The function `GoogGeoAPI` takes as input the full string address. 


In [None]:
import urllib, json, time

def GoogGeoAPI(address,api="",delay=5):
  base = r"https://maps.googleapis.com/maps/api/geocode/json?"
  addP = "address=" + address.replace(" ","+")
  GeoUrl = base + addP + "&key=" + api
  response = urllib.request.urlopen(GeoUrl)
  jsonRaw = str(response.read(), encoding = 'utf-8')
  jsonData = json.loads(jsonRaw)
  if jsonData['status'] == 'OK':
    resu = jsonData['results'][0]
    finList = [resu['formatted_address'],resu['geometry']['location']['lat'],resu['geometry']['location']['lng']]
  else:
    finList = [None,None,None]
  time.sleep(delay) #in seconds
  return finList

It returns the formatted address, the latitude and the longitude.

In [None]:
#Example Use
test = r"221 Burwood Highway, Victoria, Australia"
geoR = GoogGeoAPI(address=test)

In [None]:
print(geoR)

Here is the function in Python to grab the neighborhood via the google reverse geocoding API. 
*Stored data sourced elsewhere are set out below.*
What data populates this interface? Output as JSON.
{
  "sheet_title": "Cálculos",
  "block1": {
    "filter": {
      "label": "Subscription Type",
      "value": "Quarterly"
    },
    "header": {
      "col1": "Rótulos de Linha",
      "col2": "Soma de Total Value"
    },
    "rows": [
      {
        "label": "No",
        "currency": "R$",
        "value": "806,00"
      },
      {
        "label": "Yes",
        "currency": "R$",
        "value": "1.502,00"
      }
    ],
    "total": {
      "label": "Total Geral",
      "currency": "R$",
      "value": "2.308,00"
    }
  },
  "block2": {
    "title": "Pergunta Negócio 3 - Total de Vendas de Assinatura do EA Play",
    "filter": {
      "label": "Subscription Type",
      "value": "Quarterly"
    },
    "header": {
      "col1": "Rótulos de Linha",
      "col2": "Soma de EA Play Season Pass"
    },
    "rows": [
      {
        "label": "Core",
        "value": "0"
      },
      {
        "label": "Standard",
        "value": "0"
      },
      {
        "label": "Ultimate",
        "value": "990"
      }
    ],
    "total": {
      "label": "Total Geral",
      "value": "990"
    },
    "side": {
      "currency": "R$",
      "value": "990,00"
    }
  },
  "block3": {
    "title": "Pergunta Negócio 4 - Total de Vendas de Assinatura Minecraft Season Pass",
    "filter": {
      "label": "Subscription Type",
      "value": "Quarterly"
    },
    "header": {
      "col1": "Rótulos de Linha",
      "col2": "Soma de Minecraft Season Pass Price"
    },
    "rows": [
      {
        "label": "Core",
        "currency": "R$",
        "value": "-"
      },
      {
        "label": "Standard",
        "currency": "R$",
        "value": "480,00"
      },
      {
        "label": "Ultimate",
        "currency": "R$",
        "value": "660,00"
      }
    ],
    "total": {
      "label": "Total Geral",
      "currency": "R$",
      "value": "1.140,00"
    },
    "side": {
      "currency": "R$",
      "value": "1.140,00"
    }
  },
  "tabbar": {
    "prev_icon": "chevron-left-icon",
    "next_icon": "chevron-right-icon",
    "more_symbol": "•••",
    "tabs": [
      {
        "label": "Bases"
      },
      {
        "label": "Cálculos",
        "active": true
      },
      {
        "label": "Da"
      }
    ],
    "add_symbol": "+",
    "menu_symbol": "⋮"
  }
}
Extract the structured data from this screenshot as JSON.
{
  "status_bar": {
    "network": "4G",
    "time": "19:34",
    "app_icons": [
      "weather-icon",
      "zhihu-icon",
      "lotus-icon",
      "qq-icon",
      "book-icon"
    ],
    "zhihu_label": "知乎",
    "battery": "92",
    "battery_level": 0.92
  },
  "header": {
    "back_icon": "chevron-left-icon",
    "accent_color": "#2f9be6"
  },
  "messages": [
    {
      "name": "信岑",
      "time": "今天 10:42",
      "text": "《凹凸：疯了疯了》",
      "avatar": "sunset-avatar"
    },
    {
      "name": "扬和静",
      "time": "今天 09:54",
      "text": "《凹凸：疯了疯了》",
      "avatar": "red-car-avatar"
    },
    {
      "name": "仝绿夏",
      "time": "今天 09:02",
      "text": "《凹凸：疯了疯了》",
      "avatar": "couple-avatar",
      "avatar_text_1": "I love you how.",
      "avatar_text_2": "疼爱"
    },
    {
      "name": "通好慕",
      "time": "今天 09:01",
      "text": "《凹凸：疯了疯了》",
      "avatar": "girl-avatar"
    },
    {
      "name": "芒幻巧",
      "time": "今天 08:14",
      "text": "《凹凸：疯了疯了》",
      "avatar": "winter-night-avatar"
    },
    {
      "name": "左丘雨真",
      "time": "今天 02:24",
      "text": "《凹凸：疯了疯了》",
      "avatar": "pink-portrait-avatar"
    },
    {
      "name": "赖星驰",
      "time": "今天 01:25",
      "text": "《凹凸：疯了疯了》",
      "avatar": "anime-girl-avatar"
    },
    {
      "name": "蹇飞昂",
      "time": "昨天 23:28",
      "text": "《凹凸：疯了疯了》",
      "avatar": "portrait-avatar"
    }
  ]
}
Here if it returns anything it grabs the first address returned and searches for the neighborhood in the json. If it does not find a neighborhood it returns None.

In [None]:
#Reverse geocoding and looking up neighborhoods
import urllib, json

def GoogRevGeo(lat,lng,api=""):
  base = r"https://maps.googleapis.com/maps/api/geocode/json?"
  GeoUrl = base + "latlng=" + str(lat) + "," + str(lng) + "&key=" + api
  response = urllib.urlopen(GeoUrl)
  jsonRaw = response.read()
  jsonData = json.loads(jsonRaw)
  neigh = None
  if jsonData['status'] == 'OK':
    for i in jsonData['results'][0]['address_components']:
      if i['types'][0] == 'neighborhood':
        neigh = i['long_name']
        break
  return neigh

In [None]:
geoR = GoogRevGeo(-37.8467404, 145.1151128)

In [None]:
print geoR